Regalos de Navidad. As a Christmas gift, my mother sends me a CD of El Gran Combo featuring “Silent Night” in Spanish, “Noche de paz, noche de amor.” This will not be a night of peace in the barrio, Mami. All around me on this Christmas Eve, the night begins t
o fill with the hot sounds of music from stereos and radios, hot enough to melt the ice and snow that has accumulated this long winter keeping us sealed in our separate spaces. All our neighbors’ doors will be open tonight in our building. Papi is rehearsing his high-volume version of “Feliz Navidad” in his room. The wall we share is vibrating just a little as he kicks up the tempo.

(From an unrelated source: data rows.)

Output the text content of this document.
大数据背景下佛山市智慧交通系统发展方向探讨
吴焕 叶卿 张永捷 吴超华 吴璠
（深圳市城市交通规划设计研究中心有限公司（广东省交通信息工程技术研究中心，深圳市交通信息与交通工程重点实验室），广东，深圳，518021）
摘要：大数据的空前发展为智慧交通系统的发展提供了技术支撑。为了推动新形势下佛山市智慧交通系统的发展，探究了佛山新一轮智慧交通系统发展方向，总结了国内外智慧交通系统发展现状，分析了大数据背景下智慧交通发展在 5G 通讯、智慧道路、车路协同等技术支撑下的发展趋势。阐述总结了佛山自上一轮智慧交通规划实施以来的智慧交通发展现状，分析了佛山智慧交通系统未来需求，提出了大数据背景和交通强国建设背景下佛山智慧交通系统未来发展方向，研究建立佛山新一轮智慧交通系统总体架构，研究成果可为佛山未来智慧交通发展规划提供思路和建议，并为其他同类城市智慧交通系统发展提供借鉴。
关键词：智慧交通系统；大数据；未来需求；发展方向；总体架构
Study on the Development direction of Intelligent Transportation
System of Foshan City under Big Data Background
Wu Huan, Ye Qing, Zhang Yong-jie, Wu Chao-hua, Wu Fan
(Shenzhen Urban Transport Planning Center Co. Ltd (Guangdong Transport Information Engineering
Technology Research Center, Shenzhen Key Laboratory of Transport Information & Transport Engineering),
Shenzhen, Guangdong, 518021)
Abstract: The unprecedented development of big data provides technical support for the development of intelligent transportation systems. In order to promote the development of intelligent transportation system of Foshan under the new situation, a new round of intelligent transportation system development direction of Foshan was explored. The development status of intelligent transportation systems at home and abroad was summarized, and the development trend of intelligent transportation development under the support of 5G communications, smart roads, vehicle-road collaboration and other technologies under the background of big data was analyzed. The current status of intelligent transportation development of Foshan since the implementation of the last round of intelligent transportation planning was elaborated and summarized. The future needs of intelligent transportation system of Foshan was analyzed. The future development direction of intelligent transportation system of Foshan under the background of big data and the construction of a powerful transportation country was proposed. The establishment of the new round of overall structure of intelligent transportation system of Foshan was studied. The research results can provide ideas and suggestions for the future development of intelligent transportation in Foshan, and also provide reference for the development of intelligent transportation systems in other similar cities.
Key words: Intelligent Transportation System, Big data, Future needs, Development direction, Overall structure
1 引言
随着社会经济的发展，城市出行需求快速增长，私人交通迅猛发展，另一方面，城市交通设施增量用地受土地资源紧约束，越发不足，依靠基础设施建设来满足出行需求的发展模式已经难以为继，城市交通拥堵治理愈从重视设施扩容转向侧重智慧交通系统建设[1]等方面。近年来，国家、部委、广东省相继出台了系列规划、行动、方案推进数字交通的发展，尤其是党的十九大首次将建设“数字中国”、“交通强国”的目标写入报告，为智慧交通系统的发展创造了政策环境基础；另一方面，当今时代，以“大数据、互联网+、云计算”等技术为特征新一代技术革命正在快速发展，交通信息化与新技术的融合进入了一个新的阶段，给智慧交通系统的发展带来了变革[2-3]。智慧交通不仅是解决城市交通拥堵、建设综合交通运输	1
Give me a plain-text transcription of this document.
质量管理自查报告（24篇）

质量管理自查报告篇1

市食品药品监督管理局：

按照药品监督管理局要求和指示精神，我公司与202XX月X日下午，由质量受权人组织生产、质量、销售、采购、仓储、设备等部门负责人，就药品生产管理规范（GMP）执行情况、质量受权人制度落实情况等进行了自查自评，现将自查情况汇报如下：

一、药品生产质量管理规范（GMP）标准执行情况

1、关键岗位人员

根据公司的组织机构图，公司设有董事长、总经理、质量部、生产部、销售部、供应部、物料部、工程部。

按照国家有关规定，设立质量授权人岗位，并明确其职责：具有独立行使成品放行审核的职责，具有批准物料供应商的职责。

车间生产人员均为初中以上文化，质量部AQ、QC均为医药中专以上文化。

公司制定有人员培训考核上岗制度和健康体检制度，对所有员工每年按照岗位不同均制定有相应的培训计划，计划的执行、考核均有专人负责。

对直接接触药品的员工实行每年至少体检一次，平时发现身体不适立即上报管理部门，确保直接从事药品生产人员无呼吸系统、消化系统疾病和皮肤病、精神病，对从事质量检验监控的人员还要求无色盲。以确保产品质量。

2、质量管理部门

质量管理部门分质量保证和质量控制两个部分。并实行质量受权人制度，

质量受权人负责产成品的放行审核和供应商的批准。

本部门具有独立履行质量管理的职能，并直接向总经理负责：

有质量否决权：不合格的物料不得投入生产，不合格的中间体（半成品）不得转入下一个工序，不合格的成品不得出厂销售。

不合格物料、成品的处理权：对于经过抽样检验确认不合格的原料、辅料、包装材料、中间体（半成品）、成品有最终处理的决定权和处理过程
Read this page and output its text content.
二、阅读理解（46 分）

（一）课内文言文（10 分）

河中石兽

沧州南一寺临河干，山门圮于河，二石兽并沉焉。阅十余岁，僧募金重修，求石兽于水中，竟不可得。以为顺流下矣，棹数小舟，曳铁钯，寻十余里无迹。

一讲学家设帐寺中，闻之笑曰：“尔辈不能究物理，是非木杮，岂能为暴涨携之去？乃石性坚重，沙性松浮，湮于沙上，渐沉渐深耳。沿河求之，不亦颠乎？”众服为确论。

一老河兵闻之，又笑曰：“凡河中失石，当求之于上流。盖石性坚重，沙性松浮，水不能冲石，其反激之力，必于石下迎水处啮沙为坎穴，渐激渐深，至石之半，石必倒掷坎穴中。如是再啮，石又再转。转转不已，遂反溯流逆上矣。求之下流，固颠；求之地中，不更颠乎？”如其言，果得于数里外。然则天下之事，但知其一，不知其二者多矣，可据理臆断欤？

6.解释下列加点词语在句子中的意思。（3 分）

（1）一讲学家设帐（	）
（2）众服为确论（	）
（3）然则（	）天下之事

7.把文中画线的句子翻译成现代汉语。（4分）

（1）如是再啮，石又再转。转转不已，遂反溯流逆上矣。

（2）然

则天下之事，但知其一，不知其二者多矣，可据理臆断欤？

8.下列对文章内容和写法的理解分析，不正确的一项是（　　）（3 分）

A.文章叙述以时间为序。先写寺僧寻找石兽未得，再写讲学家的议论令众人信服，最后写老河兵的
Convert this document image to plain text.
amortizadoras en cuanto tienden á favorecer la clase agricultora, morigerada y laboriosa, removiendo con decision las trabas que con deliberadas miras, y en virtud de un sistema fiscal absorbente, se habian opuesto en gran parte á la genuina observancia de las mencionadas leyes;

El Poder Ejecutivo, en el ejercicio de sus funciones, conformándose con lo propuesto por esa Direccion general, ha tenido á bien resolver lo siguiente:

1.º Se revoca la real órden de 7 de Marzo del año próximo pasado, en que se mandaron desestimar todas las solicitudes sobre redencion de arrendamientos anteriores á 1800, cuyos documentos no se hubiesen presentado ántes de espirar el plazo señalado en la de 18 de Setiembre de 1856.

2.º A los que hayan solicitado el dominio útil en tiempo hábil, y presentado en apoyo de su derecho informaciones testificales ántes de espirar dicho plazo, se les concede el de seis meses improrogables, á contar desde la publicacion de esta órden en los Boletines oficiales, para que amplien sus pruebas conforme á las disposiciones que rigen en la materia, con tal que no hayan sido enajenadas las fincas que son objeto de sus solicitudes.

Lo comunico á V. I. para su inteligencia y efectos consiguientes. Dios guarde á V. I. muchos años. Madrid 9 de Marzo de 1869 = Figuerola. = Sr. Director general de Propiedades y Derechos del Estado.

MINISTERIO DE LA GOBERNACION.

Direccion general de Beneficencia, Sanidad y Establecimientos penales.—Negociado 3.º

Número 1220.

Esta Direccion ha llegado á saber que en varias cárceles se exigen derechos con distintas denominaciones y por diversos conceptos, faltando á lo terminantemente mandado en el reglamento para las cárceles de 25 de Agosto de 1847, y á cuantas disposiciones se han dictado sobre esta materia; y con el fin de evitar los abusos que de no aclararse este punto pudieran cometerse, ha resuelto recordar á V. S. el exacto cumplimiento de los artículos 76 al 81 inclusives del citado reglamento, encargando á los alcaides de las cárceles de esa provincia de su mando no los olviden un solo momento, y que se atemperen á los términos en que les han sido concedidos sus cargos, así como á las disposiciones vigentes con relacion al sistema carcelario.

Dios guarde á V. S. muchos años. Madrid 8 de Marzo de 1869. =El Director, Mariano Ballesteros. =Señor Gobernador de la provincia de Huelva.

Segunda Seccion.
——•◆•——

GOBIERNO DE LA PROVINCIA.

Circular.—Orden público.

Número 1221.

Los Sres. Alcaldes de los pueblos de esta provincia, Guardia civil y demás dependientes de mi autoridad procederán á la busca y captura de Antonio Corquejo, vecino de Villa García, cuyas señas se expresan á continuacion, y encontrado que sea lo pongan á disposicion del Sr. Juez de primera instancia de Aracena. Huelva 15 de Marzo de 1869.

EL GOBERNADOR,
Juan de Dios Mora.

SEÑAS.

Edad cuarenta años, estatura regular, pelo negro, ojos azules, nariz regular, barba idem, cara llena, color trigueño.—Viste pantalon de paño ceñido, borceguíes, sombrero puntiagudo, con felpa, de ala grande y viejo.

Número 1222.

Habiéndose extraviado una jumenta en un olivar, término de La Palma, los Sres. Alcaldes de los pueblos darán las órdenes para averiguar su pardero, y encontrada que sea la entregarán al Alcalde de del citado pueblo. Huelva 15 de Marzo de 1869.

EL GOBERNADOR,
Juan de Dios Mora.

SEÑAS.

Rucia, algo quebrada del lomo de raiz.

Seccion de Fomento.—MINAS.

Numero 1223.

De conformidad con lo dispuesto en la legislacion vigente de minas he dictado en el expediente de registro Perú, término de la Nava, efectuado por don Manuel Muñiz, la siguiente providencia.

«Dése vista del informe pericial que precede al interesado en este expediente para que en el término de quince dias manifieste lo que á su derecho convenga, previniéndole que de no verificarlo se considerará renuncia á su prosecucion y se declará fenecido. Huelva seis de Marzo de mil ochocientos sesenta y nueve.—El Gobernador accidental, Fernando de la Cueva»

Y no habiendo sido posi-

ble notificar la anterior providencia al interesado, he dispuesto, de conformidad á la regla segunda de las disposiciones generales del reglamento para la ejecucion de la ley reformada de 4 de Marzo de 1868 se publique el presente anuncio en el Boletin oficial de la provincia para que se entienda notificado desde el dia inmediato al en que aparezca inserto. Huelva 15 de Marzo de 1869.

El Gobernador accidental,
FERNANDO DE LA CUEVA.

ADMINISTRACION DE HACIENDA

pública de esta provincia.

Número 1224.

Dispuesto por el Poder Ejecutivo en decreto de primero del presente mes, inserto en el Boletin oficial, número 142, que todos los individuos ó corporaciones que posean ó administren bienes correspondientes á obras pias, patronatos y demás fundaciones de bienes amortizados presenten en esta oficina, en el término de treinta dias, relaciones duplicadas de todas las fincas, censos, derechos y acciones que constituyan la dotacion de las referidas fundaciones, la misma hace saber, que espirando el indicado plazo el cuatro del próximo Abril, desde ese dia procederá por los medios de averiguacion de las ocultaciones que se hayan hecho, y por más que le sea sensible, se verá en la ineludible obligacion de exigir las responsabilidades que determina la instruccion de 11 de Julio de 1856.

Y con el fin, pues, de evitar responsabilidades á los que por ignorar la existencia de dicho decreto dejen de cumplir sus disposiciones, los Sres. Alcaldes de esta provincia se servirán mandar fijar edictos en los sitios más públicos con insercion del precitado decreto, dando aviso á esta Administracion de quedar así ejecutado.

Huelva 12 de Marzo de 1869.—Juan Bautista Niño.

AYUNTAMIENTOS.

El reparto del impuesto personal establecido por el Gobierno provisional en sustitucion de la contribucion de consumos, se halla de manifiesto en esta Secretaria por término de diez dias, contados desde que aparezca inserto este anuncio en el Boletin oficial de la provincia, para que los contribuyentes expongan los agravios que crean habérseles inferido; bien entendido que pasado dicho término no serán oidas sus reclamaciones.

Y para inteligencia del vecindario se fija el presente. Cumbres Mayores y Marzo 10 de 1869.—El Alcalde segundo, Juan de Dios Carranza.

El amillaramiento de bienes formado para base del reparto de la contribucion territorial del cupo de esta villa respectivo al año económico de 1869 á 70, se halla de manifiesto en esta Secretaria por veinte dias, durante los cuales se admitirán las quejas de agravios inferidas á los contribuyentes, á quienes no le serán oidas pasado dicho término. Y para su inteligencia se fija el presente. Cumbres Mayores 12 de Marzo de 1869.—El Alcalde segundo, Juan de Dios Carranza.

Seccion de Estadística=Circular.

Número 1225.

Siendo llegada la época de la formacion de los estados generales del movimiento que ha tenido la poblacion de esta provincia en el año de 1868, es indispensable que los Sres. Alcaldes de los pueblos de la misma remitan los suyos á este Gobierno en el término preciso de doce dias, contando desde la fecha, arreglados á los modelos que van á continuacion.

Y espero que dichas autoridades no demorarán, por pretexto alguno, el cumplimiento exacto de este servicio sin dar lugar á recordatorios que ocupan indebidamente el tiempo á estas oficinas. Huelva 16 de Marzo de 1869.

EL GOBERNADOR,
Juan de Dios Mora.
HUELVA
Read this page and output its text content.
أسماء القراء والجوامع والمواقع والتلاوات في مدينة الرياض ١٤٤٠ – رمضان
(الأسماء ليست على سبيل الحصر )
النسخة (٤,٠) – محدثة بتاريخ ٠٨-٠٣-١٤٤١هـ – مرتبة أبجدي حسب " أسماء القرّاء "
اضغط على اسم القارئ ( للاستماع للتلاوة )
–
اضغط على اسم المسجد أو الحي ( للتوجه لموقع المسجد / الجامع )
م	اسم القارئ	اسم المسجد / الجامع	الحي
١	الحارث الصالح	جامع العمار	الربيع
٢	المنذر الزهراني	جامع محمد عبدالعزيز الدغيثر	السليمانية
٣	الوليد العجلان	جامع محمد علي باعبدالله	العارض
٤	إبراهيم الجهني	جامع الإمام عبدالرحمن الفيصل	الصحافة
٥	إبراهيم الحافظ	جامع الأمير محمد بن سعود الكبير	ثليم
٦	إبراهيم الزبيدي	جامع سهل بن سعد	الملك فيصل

My grandmother sends me two pictures of herself when she was about my age. In one photo, Abuela is standing under a graceful palm tree. It is a moonlit night on the beach. The sea in the background is smooth as a black mirror. The palm tree bends toward her like a skinny admirer with wild hair. She is wearing a shiny black evening gown, hoop earrings peep through her dark curls. She is holding a large hibiscus blossom in her hand. Her smile is mine. I see my eyes on her face. But I will be taller. In the other picture, her chin is resting on her hands as she gazes dreamily beyond the camera, looking like a movie star of the past. She always told me that I looked exactly like she did at fifteen, but our resemblance is less obvious in the close-up photograph. I may never pose in a glamorous evening gown under a perfect silver moon, Abuela, nor on the seashore of a tropical island, in a perfect black-and-white world, but I will have a Noche de paz, noche de amor among my new friends here tonight.
The circle, y’all should know,
is a universal shape. You find circles everywhere
in this world of ours, and indeed, in our entire universe.
Just take a look around, says Mr. C. in his soft voice
laced with a thick Southern accent
that makes the girls giggle — they like to say the C
stands for “cute” — and the boys
want to sound like him, y’all.
Y’all hush and listen to me.
Circles are everywhere. Can anyone name
the circle that you live on, the circle that warms
and lights our days, the circle that illuminates
our nights? He turns to the chalkboard
and draws a circle. Let us look
at a shape y’all will recognize, the good ole pie,
it’s what taught you how to share
in grade-school, folks, how to be fair
to one another by using fractions. Remember?
Mr. C. faces us and does a silly little tap dance
while reciting:
One-half for you, one-half for me,
or if there are more than two, one-third for him, one-third
for me, one-third for Sue.
We all groan when Mr. C.
makes up his silly math rhymes. We put our heads down
on our desks when he sings and dances.